Regardless of a school’s chosen approach, the process of assessment results in comparable outcomes. Put simply, with a pool of meaningful assessment information, schools are able to explain the impact of their teaching. They can classify pupils by attainment. They can evaluate progress.

But there is a nuance to this process that can be overlooked by a cursory glance. Schools adopt assessment methods shaped by ideas about teaching and learning. These ideas are used to evaluate the performance of different groups within the school. Both the values and the methods of assessment evolve to become unique to each setting.

When it comes to using an assessment system, these values need to be translated into teachers’ activity in the software. Thus, the clicks and numerical entries entered into a tracking system become the way that teaching staff encapsulate the learning process pupils have gone through. Little wonder that methods of assessment are an emotive issue.

Assessing against age-related expectations and showing pupils’ ability relative to the curriculum has grown in popularity since the levels system was removed. Age-related expectations have become the favoured method of assessment for many schools. They look towards point-in-time assessment as a way to understand pupil attainment. They are also able to compare assessments from different terms as a means to measure progress.

When faced with an unfamiliar assessment tool, features of that system give the impression that it dictates a certain method of teaching and a certain philosophy of education. In Target Tracker, for example, the system is underpinned by summative judgements described by our Steps system. The system was always designed to support many versions of best practice and, in particular, an entry made by a teacher based on the progress through the curriculum content and predicted likely outcomes; in this way, age-related assessment forms part of the system’s assessing and reporting process.

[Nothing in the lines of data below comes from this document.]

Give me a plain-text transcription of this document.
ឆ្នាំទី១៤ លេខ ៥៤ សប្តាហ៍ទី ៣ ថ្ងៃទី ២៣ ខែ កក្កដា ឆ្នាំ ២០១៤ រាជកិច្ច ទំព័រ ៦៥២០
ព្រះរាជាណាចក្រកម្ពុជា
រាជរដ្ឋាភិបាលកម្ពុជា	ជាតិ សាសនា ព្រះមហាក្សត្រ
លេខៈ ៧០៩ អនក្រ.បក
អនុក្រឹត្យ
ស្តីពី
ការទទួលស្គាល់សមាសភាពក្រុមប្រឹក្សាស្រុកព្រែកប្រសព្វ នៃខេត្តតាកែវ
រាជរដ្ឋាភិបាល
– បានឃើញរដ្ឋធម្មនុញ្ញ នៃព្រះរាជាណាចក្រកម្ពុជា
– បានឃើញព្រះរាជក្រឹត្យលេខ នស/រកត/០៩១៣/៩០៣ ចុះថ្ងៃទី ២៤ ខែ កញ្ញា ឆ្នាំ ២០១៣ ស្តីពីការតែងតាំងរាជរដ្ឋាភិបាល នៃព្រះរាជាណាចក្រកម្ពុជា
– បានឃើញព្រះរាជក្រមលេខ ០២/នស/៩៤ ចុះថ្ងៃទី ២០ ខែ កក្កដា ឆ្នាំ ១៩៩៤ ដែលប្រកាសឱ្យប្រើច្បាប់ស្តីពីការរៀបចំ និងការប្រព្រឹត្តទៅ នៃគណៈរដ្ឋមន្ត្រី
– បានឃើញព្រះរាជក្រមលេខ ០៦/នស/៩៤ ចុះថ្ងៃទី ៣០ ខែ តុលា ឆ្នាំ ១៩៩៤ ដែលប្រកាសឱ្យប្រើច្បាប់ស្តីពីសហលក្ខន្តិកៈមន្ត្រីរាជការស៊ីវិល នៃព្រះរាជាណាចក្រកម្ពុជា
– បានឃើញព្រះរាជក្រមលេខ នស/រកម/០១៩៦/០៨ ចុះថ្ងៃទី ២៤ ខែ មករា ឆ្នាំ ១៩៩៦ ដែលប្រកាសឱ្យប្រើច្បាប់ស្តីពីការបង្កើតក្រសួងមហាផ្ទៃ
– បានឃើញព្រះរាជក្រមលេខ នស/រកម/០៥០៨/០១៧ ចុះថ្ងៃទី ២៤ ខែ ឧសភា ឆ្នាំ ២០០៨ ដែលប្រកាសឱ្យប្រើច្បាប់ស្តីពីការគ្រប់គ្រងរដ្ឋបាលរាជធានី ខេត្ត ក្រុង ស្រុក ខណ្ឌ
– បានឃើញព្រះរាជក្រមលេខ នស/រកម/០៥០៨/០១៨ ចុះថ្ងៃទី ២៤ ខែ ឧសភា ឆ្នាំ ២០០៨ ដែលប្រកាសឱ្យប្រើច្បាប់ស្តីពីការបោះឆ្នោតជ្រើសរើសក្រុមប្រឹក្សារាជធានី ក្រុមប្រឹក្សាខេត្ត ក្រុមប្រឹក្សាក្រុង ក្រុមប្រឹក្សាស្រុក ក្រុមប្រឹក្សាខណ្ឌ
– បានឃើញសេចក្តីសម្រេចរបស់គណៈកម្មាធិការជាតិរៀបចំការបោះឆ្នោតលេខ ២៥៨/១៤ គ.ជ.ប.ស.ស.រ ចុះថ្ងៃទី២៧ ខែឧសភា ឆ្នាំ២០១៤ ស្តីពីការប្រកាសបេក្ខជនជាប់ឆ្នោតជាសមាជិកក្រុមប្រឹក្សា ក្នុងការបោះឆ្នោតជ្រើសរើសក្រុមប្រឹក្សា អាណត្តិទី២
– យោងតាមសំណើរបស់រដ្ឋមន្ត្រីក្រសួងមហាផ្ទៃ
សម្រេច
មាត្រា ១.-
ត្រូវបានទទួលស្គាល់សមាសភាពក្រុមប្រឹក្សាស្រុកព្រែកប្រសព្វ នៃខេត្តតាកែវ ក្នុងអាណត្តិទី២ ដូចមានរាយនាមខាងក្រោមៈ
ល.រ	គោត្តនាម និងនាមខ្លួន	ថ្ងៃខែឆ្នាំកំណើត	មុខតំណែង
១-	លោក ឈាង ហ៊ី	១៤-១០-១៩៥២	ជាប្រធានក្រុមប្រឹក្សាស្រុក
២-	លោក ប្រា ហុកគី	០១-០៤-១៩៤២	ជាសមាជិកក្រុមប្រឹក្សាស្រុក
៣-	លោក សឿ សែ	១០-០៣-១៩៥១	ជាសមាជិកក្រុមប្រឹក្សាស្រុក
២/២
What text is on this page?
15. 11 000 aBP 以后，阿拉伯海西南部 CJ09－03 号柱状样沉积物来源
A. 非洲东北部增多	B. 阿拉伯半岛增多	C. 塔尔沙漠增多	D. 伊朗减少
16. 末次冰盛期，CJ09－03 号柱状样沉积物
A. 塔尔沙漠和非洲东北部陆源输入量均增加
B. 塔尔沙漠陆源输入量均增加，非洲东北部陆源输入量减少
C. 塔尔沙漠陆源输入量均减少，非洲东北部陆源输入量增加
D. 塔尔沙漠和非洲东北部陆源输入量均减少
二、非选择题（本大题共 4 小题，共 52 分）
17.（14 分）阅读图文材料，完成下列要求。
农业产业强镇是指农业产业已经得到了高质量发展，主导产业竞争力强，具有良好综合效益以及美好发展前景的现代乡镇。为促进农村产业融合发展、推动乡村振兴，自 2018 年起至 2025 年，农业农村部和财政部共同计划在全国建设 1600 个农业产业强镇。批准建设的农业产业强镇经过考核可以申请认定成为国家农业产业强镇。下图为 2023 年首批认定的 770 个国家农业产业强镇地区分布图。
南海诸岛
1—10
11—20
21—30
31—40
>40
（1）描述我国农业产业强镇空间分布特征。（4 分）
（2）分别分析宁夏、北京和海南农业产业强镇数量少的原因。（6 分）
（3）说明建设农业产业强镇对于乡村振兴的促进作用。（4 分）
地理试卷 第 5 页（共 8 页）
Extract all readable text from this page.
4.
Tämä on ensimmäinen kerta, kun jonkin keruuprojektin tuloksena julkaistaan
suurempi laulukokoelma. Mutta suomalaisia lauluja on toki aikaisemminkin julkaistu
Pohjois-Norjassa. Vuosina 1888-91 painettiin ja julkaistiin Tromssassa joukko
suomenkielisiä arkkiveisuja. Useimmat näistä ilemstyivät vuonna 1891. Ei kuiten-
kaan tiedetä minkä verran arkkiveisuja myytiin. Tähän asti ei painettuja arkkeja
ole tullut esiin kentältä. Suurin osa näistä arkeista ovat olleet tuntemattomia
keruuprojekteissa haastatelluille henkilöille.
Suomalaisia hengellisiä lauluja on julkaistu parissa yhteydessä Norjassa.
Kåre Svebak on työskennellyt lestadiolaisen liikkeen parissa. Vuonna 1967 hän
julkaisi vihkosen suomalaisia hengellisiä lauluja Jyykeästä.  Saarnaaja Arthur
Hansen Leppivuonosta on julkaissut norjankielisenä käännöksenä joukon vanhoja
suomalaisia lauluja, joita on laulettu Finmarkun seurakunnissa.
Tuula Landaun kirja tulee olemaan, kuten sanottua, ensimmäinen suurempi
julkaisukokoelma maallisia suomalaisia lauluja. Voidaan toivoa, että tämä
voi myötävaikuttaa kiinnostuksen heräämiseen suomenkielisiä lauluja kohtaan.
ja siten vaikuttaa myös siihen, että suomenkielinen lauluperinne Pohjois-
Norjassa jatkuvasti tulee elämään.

For many, making assessments against age-related expectations represents a contrary position to selecting a labelled assessment point to describe pupil attainment. The assessment system choice then appears to be binary; either pupils are ‘on-track’ or they are ‘at’ a certain assessment.

Which takes me back to a statement I made at the very beginning. Although the two methods of assessment would be very different, there is a homogeneity to the judgements being made. Schools are using either one of these methods to show how successful pupils have been at coping with the curriculum. So, a judgement that a pupil is a little below the expected standard for the current term might trigger an intervention to take place. Similarly, if that pupil’s learning is called (for example) ‘emerging’, so it will have the same effect on their provision. The school will look at where the pupil needs extra support and then act to provide it.

Whatever the value assigned to an assessment when it is recorded, it should lead to the same outcome for pupils. This could be either a summative value or an age-related judgement, this is not particularly important in terms of shaping provision. However, the method of assessment must match how the school approaches teaching and learning. Even more important is that the tracking system the school uses to assess has the capability to reflect the school’s approach to teaching and learning. Find one that provides flexibility in assessment to match your school’s approach to teaching and learning. Teacher’s time should not be spent plotting ways through a tracking system in order to record useful judgements, rather assessing their pupils in an effective way. Wishing you all a great last half-term of the year.